It started, like so many other times, with a hesitant knock on the door. Tom Swale sighed and slowly got up from his computer. Maybe it was just a girl scout selling cookies. Or a neighbor wanting to complain about the loud noises late at night. There had been a couple of sloppy teleportations recently, after all.

Looking through the peephole on the door, Tom swore softly. Standing on the doorstep was a young girl. She was holding a very familiar looking book and looking around nervously. To Tom's weary eyes she all but screamed 'new wizard'.

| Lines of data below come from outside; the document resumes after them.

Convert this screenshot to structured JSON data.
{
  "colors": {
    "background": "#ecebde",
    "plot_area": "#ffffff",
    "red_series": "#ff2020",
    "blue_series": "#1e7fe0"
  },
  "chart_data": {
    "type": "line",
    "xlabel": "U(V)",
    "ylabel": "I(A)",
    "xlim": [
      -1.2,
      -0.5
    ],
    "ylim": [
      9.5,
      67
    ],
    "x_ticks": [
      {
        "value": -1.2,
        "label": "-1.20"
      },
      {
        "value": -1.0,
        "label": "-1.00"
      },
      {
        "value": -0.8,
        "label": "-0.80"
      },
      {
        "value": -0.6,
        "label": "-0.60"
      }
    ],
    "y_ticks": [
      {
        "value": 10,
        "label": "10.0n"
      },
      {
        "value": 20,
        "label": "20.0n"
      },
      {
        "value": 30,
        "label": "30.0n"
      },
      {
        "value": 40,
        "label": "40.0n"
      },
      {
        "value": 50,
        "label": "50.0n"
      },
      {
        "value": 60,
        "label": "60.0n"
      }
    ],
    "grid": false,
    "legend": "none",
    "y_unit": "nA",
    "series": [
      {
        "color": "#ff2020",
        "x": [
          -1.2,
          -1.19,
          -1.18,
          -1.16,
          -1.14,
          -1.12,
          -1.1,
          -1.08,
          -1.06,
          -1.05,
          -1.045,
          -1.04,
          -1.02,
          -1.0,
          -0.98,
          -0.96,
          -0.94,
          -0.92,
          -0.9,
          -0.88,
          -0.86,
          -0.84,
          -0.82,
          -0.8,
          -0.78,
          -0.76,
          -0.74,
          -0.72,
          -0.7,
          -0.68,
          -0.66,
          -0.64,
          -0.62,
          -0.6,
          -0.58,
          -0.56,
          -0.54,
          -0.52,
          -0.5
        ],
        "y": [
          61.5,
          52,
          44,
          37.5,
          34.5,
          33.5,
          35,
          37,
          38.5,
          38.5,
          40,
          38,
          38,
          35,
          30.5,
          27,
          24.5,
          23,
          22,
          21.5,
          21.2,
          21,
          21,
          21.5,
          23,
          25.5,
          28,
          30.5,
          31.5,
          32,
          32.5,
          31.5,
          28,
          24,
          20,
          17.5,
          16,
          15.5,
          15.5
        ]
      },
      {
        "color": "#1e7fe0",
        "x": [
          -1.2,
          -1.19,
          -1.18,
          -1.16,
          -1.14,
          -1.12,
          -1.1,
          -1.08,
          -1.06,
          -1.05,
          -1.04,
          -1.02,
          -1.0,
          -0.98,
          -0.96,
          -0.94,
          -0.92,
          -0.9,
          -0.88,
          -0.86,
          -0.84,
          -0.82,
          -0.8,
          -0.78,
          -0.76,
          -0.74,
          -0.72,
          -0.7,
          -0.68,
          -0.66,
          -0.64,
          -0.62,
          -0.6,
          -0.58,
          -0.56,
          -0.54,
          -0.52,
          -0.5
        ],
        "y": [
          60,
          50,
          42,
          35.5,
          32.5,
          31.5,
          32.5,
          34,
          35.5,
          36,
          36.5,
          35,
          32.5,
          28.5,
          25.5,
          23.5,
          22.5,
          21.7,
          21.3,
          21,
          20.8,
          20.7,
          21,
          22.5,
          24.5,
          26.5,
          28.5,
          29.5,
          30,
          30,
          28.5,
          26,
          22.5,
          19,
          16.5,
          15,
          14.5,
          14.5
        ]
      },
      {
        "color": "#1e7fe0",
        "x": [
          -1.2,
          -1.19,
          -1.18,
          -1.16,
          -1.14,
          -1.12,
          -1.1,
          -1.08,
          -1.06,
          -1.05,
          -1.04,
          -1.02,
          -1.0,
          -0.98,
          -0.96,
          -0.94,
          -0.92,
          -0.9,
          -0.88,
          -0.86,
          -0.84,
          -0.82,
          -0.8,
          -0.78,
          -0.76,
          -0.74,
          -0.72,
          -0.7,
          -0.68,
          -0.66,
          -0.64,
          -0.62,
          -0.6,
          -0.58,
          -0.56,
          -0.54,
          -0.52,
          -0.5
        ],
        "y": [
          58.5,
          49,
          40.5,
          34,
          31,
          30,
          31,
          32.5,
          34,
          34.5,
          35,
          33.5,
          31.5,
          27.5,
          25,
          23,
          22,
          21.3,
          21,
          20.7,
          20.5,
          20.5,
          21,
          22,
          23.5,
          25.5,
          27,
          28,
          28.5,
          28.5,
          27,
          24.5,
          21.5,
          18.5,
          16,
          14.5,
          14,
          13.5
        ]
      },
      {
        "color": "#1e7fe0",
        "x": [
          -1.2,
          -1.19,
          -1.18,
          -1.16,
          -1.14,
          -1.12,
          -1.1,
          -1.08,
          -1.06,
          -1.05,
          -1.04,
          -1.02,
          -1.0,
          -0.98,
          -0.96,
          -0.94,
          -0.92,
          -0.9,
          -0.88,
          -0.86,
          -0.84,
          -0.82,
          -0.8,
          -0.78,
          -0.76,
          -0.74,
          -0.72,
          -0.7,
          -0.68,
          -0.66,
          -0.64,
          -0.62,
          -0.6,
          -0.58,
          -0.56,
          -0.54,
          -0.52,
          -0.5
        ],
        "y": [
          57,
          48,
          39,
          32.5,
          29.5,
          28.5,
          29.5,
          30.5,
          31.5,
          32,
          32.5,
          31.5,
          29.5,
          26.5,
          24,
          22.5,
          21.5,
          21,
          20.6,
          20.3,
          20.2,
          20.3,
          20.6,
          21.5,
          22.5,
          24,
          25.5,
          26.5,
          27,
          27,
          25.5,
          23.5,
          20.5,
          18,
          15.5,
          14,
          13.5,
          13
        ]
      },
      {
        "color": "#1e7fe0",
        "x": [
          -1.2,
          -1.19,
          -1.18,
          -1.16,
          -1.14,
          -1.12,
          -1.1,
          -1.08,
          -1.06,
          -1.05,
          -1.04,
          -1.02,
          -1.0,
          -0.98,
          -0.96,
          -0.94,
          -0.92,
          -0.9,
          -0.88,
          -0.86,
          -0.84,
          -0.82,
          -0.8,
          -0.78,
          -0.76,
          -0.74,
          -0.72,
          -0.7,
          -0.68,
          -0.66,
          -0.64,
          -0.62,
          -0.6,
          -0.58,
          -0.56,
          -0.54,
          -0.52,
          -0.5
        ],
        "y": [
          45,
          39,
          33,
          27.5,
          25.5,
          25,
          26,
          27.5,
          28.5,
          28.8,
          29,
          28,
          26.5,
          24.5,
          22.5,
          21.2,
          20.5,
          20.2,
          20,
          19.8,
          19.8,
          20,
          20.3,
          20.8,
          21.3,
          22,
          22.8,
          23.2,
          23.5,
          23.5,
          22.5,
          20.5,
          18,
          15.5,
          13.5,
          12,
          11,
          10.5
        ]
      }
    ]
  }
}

He reached for the doorknob and paused. It would be so simple not to answer. The girl would leave and never be the wiser. He would never have to learn her name. He would never have to talk to her, or hear why she took the Oath, or find out anything about her as a person.

How many kids just like her had already knocked on this door? All of them so very excited, scared, and painfully earnest. Bursting with questions, still doubting what was happening to them. More came for reassurance that wizardry was actually real than for advice. None of them actually understood what was about to happen to them, though. Tom had tried to explain it to them, to describe just what their Ordeal would mean. It never worked - they just weren't old enough to really understand the possibility of their own death. Sometimes he wondered if that was why wizardry was only offered to the young.

Was she going to be one that came back, or was she going to end up just another sad footnote in a daily update? He'd given up trying to guess. He'd even given up keeping track. Originally he had made a point to learn their names, and remember those that disappeared. The first time he had forgotten one had left him depressed for weeks... but the next one had been even easier to forget. That was years ago.

He wanted, just this once, to ignore her. He wanted to tell her to throw her Manual away and run home. How wonderful it would be to tell her that no, there was no such thing as wizardry. It was all an elaborate joke. Go back to your games and your books. Forget all about it.

He didn't have to send her out to save the world. He could save her.

Just this once.

Tom thought about it carefully, as he always did. The children, and their sacrifice, deserved it. He feared the day he stopped thinking about saving them far more than the day he decided to do it.

Putting on his best smile, Tom opened the door.